Les priorités du nouveau gouvernement
Parmi les 25 grandes priorités du nouveau gouvernement, présentées dans le manifeste de l'Alliance du Changement, on retrouve :
- Lutte prioritaire contre l'inflation : création d'un fonds de 10 milliards de roupies pour stabiliser les prix des biens de première nécessité et alléger la charge des familles.
- Introduction d'un nouveau modèle économique centré sur un master plan pour l'économie verte, les nouvelles technologies, et l'économie de l'océan.
- Engagement à augmenter graduellement les pensions de vieillesse, d'invalidité et autres allocations sociales pour atteindre un minimum de Rs 21 500
- Réduction des prix de l'essence et du diesel, réorganisation du CEB pour diminuer les tarifs d'électricité ; accès gratuit à Internet pour chaque famille.
- Gratuité des transports publics pour tous, y compris les vans scolaires ; refonte et modernisation de l'industrie des bus pour un service plus efficace, fiable et sécurisé.
- Réduction du coût des médicaments et bons pour l'achat de médicaments non disponibles dans les centres de santé publique.
- Suppression de l'impôt sur le revenu pour les revenus inférieurs à 1 million de roupies par an, sur les pensions de base de retraite et d'invalidité, et exonération fiscale pour les 18-28 ans.
- Paiement unique des droits d'enregistrement à l'achat d'un véhicule neuf.
- Réforme électorale majeure avec un minimum d'un tiers de femmes sur les listes des candidats aux élections générales, législation transparente sur le financement des partis, loi anti-transfuges et introduction de la Freedom of Information Act.
- Mise en œuvre de solutions innovantes pour atteindre les objectifs de « zéro déchet » et « zéro enfouissement », en réduisant l'enfouissement des déchets domestiques et en valorisant les déchets par le compostage, le recyclage, la valorisation énergétique, ainsi que le traitement sécurisé des déchets médicaux pour éliminer tout risque biologique.
Ces mesures visent à répondre à plusieurs enjeux économiques, sociaux et environnementaux, tout en restructurant certaines institutions clés du pays.
Perspective internationale
Cette transition politique à Maurice est suivie avec attention par les partenaires régionaux et internationaux.
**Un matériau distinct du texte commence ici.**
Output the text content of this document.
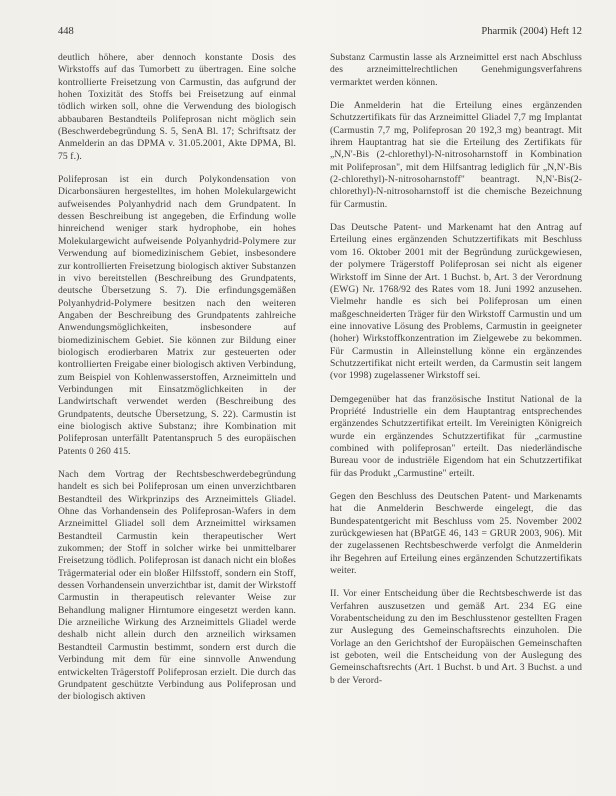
448	Pharmik (2004) Heft 12

deutlich höhere, aber dennoch konstante Dosis des Wirkstoffs auf das Tumorbett zu übertragen. Eine solche kontrollierte Freisetzung von Carmustin, das aufgrund der hohen Toxizität des Stoffs bei Freisetzung auf einmal tödlich wirken soll, ohne die Verwendung des biologisch abbaubaren Bestandteils Polifeprosan nicht möglich sein (Beschwerdebegründung S. 5, SenA Bl. 17; Schriftsatz der Anmelderin an das DPMA v. 31.05.2001, Akte DPMA, Bl. 75 f.).

Polifeprosan ist ein durch Polykondensation von Dicarbonsäuren hergestelltes, im hohen Molekulargewicht aufweisendes Polyanhydrid nach dem Grundpatent. In dessen Beschreibung ist angegeben, die Erfindung wolle hinreichend weniger stark hydrophobe, ein hohes Molekulargewicht aufweisende Polyanhydrid-Polymere zur Verwendung auf biomedizinischem Gebiet, insbesondere zur kontrollierten Freisetzung biologisch aktiver Substanzen in vivo bereitstellen (Beschreibung des Grundpatents, deutsche Übersetzung S. 7). Die erfindungsgemäßen Polyanhydrid-Polymere besitzen nach den weiteren Angaben der Beschreibung des Grundpatents zahlreiche Anwendungsmöglichkeiten, insbesondere auf biomedizinischem Gebiet. Sie können zur Bildung einer biologisch erodierbaren Matrix zur gesteuerten oder kontrollierten Freigabe einer biologisch aktiven Verbindung, zum Beispiel von Kohlenwasserstoffen, Arzneimitteln und Verbindungen mit Einsatzmöglichkeiten in der Landwirtschaft verwendet werden (Beschreibung des Grundpatents, deutsche Übersetzung, S. 22). Carmustin ist eine biologisch aktive Substanz; ihre Kombination mit Polifeprosan unterfällt Patentanspruch 5 des europäischen Patents 0 260 415.

Nach dem Vortrag der Rechtsbeschwerdebegründung handelt es sich bei Polifeprosan um einen unverzichtbaren Bestandteil des Wirkprinzips des Arzneimittels Gliadel. Ohne das Vorhandensein des Polifeprosan-Wafers in dem Arzneimittel Gliadel soll dem Arzneimittel wirksamen Bestandteil Carmustin kein therapeutischer Wert zukommen; der Stoff in solcher wirke bei unmittelbarer Freisetzung tödlich. Polifeprosan ist danach nicht ein bloßes Trägermaterial oder ein bloßer Hilfsstoff, sondern ein Stoff, dessen Vorhandensein unverzichtbar ist, damit der Wirkstoff Carmustin in therapeutisch relevanter Weise zur Behandlung maligner Hirntumore eingesetzt werden kann. Die arzneiliche Wirkung des Arzneimittels Gliadel werde deshalb nicht allein durch den arzneilich wirksamen Bestandteil Carmustin bestimmt, sondern erst durch die Verbindung mit dem für eine sinnvolle Anwendung entwickelten Trägerstoff Polifeprosan erzielt. Die durch das Grundpatent geschützte Verbindung aus Polifeprosan und der biologisch aktiven

Substanz Carmustin lasse als Arzneimittel erst nach Abschluss des arzneimittelrechtlichen Genehmigungsverfahrens vermarktet werden können.

Die Anmelderin hat die Erteilung eines ergänzenden Schutzzertifikats für das Arzneimittel Gliadel 7,7 mg Implantat (Carmustin 7,7 mg, Polifeprosan 20 192,3 mg) beantragt. Mit ihrem Hauptantrag hat sie die Erteilung des Zertifikats für „N,N'-Bis (2-chlorethyl)-N-nitrosoharnstoff in Kombination mit Polifeprosan", mit dem Hilfsantrag lediglich für „N,N'-Bis (2-chlorethyl)-N-nitrosoharnstoff" beantragt. N,N'-Bis(2-chlorethyl)-N-nitrosoharnstoff ist die chemische Bezeichnung für Carmustin.

Das Deutsche Patent- und Markenamt hat den Antrag auf Erteilung eines ergänzenden Schutzzertifikats mit Beschluss vom 16. Oktober 2001 mit der Begründung zurückgewiesen, der polymere Trägerstoff Polifeprosan sei nicht als eigener Wirkstoff im Sinne der Art. 1 Buchst. b, Art. 3 der Verordnung (EWG) Nr. 1768/92 des Rates vom 18. Juni 1992 anzusehen. Vielmehr handle es sich bei Polifeprosan um einen maßgeschneiderten Träger für den Wirkstoff Carmustin und um eine innovative Lösung des Problems, Carmustin in geeigneter (hoher) Wirkstoffkonzentration im Zielgewebe zu bekommen. Für Carmustin in Alleinstellung könne ein ergänzendes Schutzzertifikat nicht erteilt werden, da Carmustin seit langem (vor 1998) zugelassener Wirkstoff sei.

Demgegenüber hat das französische Institut National de la Propriété Industrielle ein dem Hauptantrag entsprechendes ergänzendes Schutzzertifikat erteilt. Im Vereinigten Königreich wurde ein ergänzendes Schutzzertifikat für „carmustine combined with polifeprosan" erteilt. Das niederländische Bureau voor de industriële Eigendom hat ein Schutzzertifikat für das Produkt „Carmustine" erteilt.

Gegen den Beschluss des Deutschen Patent- und Markenamts hat die Anmelderin Beschwerde eingelegt, die das Bundespatentgericht mit Beschluss vom 25. November 2002 zurückgewiesen hat (BPatGE 46, 143 = GRUR 2003, 906). Mit der zugelassenen Rechtsbeschwerde verfolgt die Anmelderin ihr Begehren auf Erteilung eines ergänzenden Schutzzertifikats weiter.

II. Vor einer Entscheidung über die Rechtsbeschwerde ist das Verfahren auszusetzen und gemäß Art. 234 EG eine Vorabentscheidung zu den im Beschlusstenor gestellten Fragen zur Auslegung des Gemeinschaftsrechts einzuholen. Die Vorlage an den Gerichtshof der Europäischen Gemeinschaften ist geboten, weil die Entscheidung von der Auslegung des Gemeinschaftsrechts (Art. 1 Buchst. b und Art. 3 Buchst. a und b der Verord-
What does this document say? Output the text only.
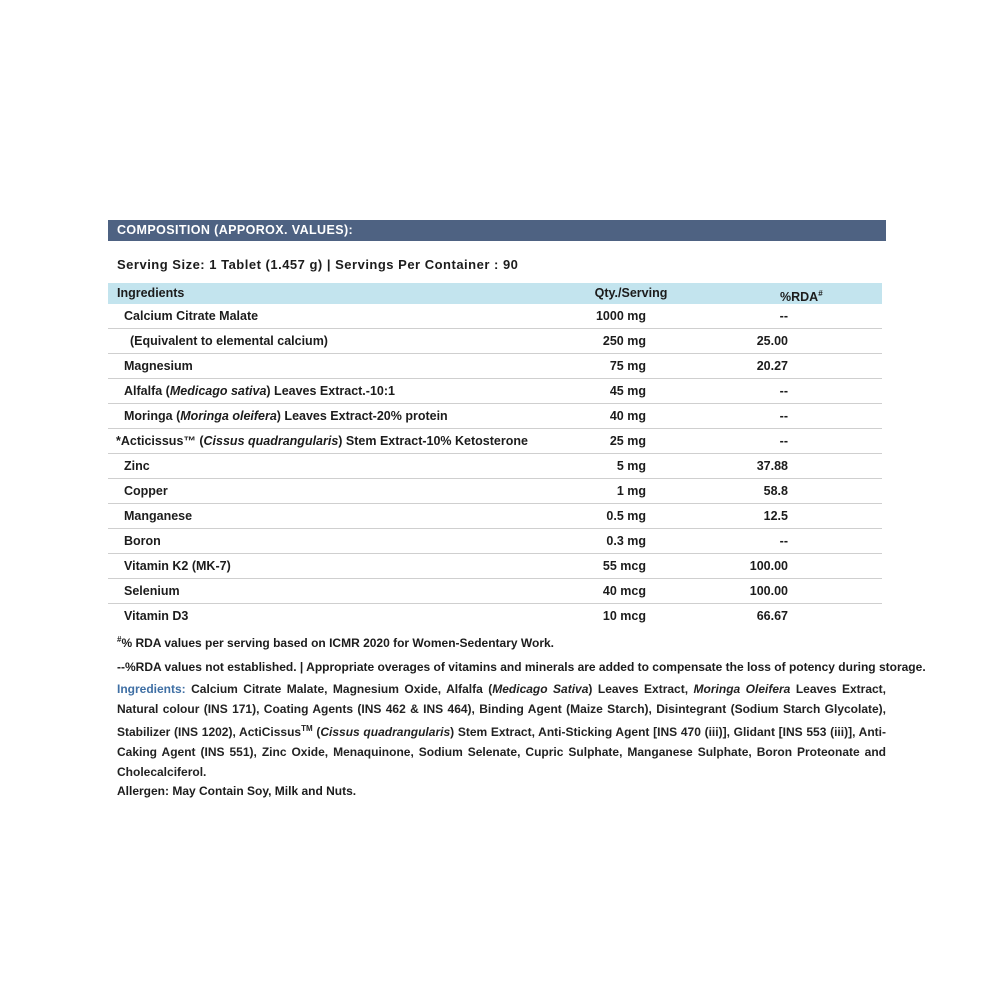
COMPOSITION (APPOROX. VALUES):
Serving Size: 1 Tablet (1.457 g) | Servings Per Container : 90
Ingredients	Qty./Serving	%RDA#
Calcium Citrate Malate	1000 mg	--
(Equivalent to elemental calcium)	250 mg	25.00
Magnesium	75 mg	20.27
Alfalfa (Medicago sativa) Leaves Extract.-10:1	45 mg	--
Moringa (Moringa oleifera) Leaves Extract-20% protein	40 mg	--
*Acticissus™ (Cissus quadrangularis) Stem Extract-10% Ketosterone	25 mg	--
Zinc	5 mg	37.88
Copper	1 mg	58.8
Manganese	0.5 mg	12.5
Boron	0.3 mg	--
Vitamin K2 (MK-7)	55 mcg	100.00
Selenium	40 mcg	100.00
Vitamin D3	10 mcg	66.67
#% RDA values per serving based on ICMR 2020 for Women-Sedentary Work.
--%RDA values not established. | Appropriate overages of vitamins and minerals are added to compensate the loss of potency during storage.
Ingredients: Calcium Citrate Malate, Magnesium Oxide, Alfalfa (Medicago Sativa) Leaves Extract, Moringa Oleifera Leaves Extract, Natural colour (INS 171), Coating Agents (INS 462 & INS 464), Binding Agent (Maize Starch), Disintegrant (Sodium Starch Glycolate), Stabilizer (INS 1202), ActiCissus™ (Cissus quadrangularis) Stem Extract, Anti-Sticking Agent [INS 470 (iii)], Glidant [INS 553 (iii)], Anti-Caking Agent (INS 551), Zinc Oxide, Menaquinone, Sodium Selenate, Cupric Sulphate, Manganese Sulphate, Boron Proteonate and Cholecalciferol.
Allergen: May Contain Soy, Milk and Nuts.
La Banque mondiale et le FMI observent particulièrement la mise en place du Fonds de stabilisation de 10 milliards de roupies, une mesure qui pourrait influencer les politiques anti-inflation dans d'autres économies insulaires.
La Chine, qui a massivement investi dans les infrastructures mauriciennes ces dernières années, suit également de près ce changement de cap politique. L'île Maurice, considérée comme un modèle de stabilité dans l'océan Indien, entame un nouveau chapitre de son histoire politique.
Les défis de la transition
Les 100 premiers jours du gouvernement Ramgoolam seront décisifs, avec des attentes particulièrement élevées sur :
- La mise en œuvre rapide des mesures économiques ;
- La réorganisation des institutions publiques ;
- Le lancement des réformes structurelles promises.
Le « mandat historique » du 60-0 confère au nouveau gouvernement une légitimité forte, mais aussi une responsabilité exceptionnelle. L'île Maurice entame ainsi une nouvelle page de son histoire politique, dont les premiers chapitres s'écriront dans les semaines à venir.